Akiva Goldsman Interview: Star Trek Picard Season 2

Akiva Goldsman Interview: Star Trek Picard Season 2

With Star Trek: Picard season 2, producer and director Akiva Goldsman is planning to answer questions about Jean-Luc Picard (Patrick Stewart) that haven’t been answered in Star Trek: The Next Generation. With the return of Q (John de Lancie) and Guinan (Whoopi Goldberg), Star Trek: Picard season 2 launches Jean-Luc on a time travel adventure that depicts “the road not taken” by the legendary Starfleet Admiral.

Screen Rant spoke to Academy Award-winner Akiva Goldsman on how he and showrunner Terry Matalas plotted Picard’s new journey in season 2, which of Star Trek: Picard‘s new characters he enjoys writing for, and whether Picard season 3 is the definitive end of the series.

Screen Rant: Coming into Picard season 2, you’ve got a lot of TNG greatest hits: Q, Guinan, time travel, the Borg Queen (Annie Wersching). How did you approach putting season 2 together?

Avika Goldsman: Season 2 ultimately turns into ‘Picard looking into Picard.’ And so, in order to set those stakes, we needed some things that were unique. We needed Picard’s two deepest surviving relationships, which are Q and Guinan. So they gave us both emotional context and a couple of things that we really needed for storytelling.

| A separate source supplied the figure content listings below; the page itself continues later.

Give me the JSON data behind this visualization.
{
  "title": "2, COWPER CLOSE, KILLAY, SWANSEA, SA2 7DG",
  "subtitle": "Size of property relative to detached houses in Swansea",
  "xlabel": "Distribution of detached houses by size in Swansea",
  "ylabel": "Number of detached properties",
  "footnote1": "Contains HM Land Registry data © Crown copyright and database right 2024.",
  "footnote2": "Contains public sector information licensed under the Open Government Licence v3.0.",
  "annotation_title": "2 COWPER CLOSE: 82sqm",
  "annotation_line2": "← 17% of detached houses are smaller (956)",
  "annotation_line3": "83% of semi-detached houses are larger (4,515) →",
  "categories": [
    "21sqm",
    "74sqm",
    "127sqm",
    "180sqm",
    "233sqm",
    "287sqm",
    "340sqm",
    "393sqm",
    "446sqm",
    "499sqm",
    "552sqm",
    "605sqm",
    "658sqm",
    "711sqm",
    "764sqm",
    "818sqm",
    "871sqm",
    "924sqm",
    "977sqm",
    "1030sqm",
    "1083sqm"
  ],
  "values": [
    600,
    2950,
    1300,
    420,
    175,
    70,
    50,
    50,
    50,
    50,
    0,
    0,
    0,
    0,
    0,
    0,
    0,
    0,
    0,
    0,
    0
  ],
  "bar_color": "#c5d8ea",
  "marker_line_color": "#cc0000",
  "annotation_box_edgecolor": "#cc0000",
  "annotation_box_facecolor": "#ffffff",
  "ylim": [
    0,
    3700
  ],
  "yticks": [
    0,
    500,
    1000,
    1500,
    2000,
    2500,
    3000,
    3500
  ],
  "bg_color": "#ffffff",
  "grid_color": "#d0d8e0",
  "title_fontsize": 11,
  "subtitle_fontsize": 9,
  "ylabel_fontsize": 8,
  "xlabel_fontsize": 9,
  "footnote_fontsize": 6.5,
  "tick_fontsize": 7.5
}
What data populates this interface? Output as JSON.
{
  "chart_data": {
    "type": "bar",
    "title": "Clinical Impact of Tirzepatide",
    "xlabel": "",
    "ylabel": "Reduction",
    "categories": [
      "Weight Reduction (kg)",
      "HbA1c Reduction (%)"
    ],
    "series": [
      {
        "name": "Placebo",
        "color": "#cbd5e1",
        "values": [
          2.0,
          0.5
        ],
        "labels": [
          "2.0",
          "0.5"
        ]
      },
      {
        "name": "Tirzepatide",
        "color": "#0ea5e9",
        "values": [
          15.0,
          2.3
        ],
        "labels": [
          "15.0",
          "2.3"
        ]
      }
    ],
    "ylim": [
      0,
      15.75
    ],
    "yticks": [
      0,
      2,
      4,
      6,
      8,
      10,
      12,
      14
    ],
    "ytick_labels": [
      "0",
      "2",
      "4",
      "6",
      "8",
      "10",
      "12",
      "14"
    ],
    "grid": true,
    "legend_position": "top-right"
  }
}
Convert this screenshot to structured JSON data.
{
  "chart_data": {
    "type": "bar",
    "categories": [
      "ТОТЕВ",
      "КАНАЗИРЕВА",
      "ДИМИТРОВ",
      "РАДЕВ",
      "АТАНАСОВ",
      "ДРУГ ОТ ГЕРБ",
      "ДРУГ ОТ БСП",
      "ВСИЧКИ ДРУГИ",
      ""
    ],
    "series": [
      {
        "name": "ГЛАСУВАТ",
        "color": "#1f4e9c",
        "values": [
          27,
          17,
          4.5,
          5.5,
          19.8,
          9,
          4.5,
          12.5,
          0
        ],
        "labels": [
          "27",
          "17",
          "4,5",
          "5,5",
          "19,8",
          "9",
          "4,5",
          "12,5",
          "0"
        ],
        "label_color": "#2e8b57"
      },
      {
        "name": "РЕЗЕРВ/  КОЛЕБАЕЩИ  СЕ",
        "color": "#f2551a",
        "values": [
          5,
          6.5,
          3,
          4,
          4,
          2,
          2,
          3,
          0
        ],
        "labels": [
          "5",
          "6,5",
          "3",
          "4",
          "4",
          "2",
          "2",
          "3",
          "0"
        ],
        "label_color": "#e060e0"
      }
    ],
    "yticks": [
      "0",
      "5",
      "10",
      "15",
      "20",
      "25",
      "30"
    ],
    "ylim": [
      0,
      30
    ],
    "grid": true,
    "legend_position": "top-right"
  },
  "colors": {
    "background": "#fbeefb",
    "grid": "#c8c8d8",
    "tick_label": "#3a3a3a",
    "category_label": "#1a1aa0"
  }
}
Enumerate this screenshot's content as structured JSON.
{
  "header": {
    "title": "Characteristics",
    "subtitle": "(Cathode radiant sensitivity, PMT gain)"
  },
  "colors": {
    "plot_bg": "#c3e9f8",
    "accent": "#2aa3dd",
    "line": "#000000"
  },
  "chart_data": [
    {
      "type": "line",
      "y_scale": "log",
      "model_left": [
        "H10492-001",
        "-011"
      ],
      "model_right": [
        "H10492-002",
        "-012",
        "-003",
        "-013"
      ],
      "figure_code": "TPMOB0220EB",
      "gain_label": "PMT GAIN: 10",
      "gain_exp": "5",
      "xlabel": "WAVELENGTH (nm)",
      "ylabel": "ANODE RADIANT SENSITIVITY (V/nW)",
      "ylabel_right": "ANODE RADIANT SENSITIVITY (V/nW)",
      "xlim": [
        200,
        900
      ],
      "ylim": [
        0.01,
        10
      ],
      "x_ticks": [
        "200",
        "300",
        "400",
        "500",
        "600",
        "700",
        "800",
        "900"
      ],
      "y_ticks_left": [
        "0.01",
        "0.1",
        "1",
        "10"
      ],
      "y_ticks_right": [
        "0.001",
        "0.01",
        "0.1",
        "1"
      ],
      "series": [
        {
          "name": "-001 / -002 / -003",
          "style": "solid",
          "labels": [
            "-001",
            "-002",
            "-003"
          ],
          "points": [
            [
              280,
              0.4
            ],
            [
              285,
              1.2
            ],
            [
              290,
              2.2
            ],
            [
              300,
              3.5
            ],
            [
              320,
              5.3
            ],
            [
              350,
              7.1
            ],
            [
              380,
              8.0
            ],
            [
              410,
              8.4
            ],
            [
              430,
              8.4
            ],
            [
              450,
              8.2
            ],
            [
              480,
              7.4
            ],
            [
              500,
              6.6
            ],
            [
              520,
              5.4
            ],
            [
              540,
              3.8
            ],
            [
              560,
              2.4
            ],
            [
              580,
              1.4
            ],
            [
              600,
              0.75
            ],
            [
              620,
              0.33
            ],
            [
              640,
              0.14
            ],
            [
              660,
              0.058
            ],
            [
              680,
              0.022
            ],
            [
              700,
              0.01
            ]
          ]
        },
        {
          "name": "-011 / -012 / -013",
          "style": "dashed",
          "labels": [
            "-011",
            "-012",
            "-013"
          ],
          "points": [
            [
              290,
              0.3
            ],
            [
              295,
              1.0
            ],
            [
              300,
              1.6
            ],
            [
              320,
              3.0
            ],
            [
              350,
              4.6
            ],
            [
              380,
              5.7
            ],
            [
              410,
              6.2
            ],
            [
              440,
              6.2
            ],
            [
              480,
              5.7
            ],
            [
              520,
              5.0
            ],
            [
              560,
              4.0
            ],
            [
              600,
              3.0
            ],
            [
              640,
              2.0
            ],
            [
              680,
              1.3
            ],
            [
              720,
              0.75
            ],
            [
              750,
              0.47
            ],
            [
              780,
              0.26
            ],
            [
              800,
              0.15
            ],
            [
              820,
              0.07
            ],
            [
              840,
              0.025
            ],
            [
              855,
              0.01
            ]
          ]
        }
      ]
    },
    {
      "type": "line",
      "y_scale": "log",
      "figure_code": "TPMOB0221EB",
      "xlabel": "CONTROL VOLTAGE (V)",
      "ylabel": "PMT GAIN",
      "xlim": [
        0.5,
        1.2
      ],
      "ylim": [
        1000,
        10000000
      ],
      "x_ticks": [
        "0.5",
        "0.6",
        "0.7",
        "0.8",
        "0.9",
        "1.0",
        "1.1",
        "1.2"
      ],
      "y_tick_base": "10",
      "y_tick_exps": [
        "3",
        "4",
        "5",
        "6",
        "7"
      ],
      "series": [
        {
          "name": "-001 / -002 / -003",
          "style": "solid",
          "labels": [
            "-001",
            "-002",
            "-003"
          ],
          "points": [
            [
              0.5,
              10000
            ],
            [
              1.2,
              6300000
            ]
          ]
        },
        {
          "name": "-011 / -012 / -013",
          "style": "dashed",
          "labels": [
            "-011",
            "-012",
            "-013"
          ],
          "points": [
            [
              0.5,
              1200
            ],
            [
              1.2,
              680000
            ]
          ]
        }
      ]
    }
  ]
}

Q can create a palate for us that can externalize [Picard’s] internal journey because he’s magic. Guinan can be someone that triggers a journey. Someone who knows Picard’s struggles and has cross-temporal awareness, which is required as we started to shift timelines. So the story kind of called out for them and we went for ’em.

Akiva Goldsman Interview: Star Trek Picard Season 2

Besides Picard and the legacy characters, who among the new characters did you really take to and enjoy writing for?

Akiva Goldsman: Honestly, I really dug all of them. It’s hard not to get a kick out of writing a speech for Alison Pill when she plays [Dr. Agnes] Jurati. That speech in [Picard] episode 2 where she’s sort of trying to talk her way out of having to call Seven [Jeri Ryan] ‘Seven.’ She just does this rant. They’re really fun to write because Alison can just say as many words as you can put on a page.

How did Q need to be different this time around?

Akiva Goldsman: We try always to have the characters show up not the way we last saw them. We want there to be the weight of history. Although Q’s life is not temporally linear, we still managed to create this idea that things have happened in his development that weren’t true when last we saw him. For us, that gives a kind of story weight.

Picard season 3 is nearly done shooting, I believe?

Akiva Goldsman: Yes.

Is that the definitive end?

Akiva Goldsman: It is today.

With someone like Picard, we know who he is and what he stands for. How do you approach such a defined character and what new facets are there still to discover about this man?

Akiva Goldsman: I think part of the joy of the show is finding exactly what those are? That’s what we tried to do in season 2. We looked at Picard’s life and said, “There seems to be an interesting absence of durable romantic connections.” What’s that about? Where does that come from? Ha ha, we said. Let’s figure it out.

Star Trek: Picard Season 2 premieres Thursday, March 3, on Paramount+.